Pendant qu’il interrogeait ce résident, l’AT no 1 a été informé par le centre des communications qu’une femme en pleurs venait d’appeler au 9-1-1, mais que l’appel avait été déconnecté avant qu’elle ne puisse fournir des renseignements au répartiteur. Le numéro de téléphone avait été retracé au résident avec lequel l’AT no 1 s’entretenait, et le résident a répondu que son téléphone cellulaire était en possession de son ex-épouse, qui habitait sur le chemin où habitait l’appelante au 9-1-1. Par conséquent, l’AI et l’AT no 1 se sont rendus chacun dans leur voiture de patrouille à l’adresse sur le chemin où habitait l’appelante au 9-1-1 pour enquêter sur la raison de l’appel. Pendant qu’ils se rendaient à l’adresse, l’équipement d’urgence des deux véhicules était activé, mais les agents l’ont éteint dès qu’ils sont arrivés sur le chemin où habitait l’appelante au 9-1-1.

Cet élément de preuve est confirmé par la vidéo dans le véhicule de l’AT no 1, où l’on voit que, vers 22 h 43, celui-ci roulait derrière l’AI à Smiths Falls, alors que les agents quittaient la ville et se dirigeaient vers le sud sur l’autoroute 15, et on les voit arriver au sud du chemin Golf Club à 22 h 46 et désactiver les feux d’urgence de leurs véhicules respectifs et tourner sur le chemin où habitait l’appelante au 9-1-1.

Alors que l’AI et l’AT no 1 s’approchaient de l’adresse sur le chemin où habitait l’appelante au 9-1-1, ils ont vu une camionnette de couleur noire sortir de l’entrée de la résidence en faisant marche arrière.

Puis, l’AI a placé son véhicule de police au centre de la chaussée et en partie dans la voie oust du chemin où habitait l’appelante au 9-1-1 dans l’intention d’immobiliser la camionnette. La voiture de patrouille de l’AT no 1 était située directement derrière la voiture de patrouille de l’AI à ce moment-là. La camionnette est passée à côté de la voiture de patrouille de l’AI, du côté du conducteur, en empruntant le fossé peu profond au nord, et a presque heurté le véhicule de police et puis est passée à côté du VUS de l’AT no 1, en la heurtant presque du côté gauche également.

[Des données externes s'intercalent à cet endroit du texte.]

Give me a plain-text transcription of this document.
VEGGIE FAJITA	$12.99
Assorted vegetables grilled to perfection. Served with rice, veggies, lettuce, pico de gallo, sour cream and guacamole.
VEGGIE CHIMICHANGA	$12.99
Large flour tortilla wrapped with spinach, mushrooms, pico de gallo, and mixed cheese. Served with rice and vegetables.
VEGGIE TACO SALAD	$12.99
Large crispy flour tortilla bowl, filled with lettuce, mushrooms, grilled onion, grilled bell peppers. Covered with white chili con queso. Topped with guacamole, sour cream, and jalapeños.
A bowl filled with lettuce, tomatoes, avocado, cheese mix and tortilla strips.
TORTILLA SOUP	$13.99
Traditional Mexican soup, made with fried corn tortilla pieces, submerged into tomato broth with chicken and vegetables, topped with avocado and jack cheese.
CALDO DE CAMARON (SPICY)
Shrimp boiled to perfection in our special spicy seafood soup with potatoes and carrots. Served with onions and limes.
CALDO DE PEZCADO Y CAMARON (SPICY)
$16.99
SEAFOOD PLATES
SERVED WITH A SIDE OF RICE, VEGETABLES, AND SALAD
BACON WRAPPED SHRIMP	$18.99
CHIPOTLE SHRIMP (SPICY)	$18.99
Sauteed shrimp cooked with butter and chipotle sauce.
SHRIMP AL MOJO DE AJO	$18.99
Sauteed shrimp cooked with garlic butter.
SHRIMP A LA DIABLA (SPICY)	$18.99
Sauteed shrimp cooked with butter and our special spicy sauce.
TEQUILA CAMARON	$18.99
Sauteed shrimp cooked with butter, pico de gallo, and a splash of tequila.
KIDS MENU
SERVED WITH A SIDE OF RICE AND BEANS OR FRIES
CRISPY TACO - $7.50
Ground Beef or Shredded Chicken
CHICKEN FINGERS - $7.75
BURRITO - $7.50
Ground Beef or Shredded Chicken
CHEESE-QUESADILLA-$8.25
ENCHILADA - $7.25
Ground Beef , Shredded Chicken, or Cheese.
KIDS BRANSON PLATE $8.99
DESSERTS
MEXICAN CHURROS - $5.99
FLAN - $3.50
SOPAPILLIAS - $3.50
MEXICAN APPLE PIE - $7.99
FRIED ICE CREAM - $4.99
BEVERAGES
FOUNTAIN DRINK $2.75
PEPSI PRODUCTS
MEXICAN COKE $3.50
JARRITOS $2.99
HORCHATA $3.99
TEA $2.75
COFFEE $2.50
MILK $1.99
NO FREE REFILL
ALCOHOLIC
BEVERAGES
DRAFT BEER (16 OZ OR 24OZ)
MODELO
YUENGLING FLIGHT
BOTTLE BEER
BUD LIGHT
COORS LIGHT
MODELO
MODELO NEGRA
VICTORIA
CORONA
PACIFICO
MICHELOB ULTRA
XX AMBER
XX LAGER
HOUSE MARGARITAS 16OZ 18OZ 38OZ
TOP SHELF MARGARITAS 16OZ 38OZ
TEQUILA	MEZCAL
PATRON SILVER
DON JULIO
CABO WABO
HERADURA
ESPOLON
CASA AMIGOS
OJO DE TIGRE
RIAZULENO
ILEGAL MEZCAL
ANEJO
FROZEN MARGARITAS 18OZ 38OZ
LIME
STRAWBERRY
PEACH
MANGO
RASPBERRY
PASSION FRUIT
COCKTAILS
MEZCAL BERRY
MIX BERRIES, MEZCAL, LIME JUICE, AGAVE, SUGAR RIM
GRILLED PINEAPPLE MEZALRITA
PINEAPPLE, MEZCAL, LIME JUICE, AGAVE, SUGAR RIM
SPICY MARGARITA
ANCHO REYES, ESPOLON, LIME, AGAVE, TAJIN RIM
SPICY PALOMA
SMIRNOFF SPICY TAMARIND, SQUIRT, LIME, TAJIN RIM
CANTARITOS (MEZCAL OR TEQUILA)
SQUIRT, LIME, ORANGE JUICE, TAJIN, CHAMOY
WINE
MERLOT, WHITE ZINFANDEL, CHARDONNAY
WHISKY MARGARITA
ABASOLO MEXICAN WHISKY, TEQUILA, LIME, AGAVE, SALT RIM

Cet élément de preuve est confirmé entièrement par les séquences filmées par les caméras dans les véhicules.

L’AT no 1 a expliqué que le chemin sur lequel habitait l’appelante au 9-1-1 n’était pas un cul‐de-sac et que la camionnette noire aurait facilement pu quitter le chemin et le secteur sans se déplacer vers l’ouest et sans passer à côté des véhicules de police. Il s’agissait toutefois de la première de nombreuses manÅ“uvres faites apparemment par le conducteur de la camionnette, le plaignant, pour lancer un défi à la police.

On a observé qu’au moment de l’incident, les routes étaient en bon état et sèches.

Dès que la camionnette était passée près d’eux, l’AT no 1 et l’AI ont chacun fait demi-tour avec leur véhicule pour la suivre, et l’AT no 1 menait cette fois-ci. Puis, les agents ont vu le plaignait omettre de s’arrêter au panneau d’arrêt de l’autoroute 15 et s’engager sur celle‐ci en accélérant rapidement, et l’AT no 1 et l’AI se sont lancés à sa poursuite. Puis, les deux agents ont réactivé leurs feux d’urgence et sirènes. Cet élément de preuve a entièrement été saisi par la caméra dans le véhicule de police de l’AT no 1.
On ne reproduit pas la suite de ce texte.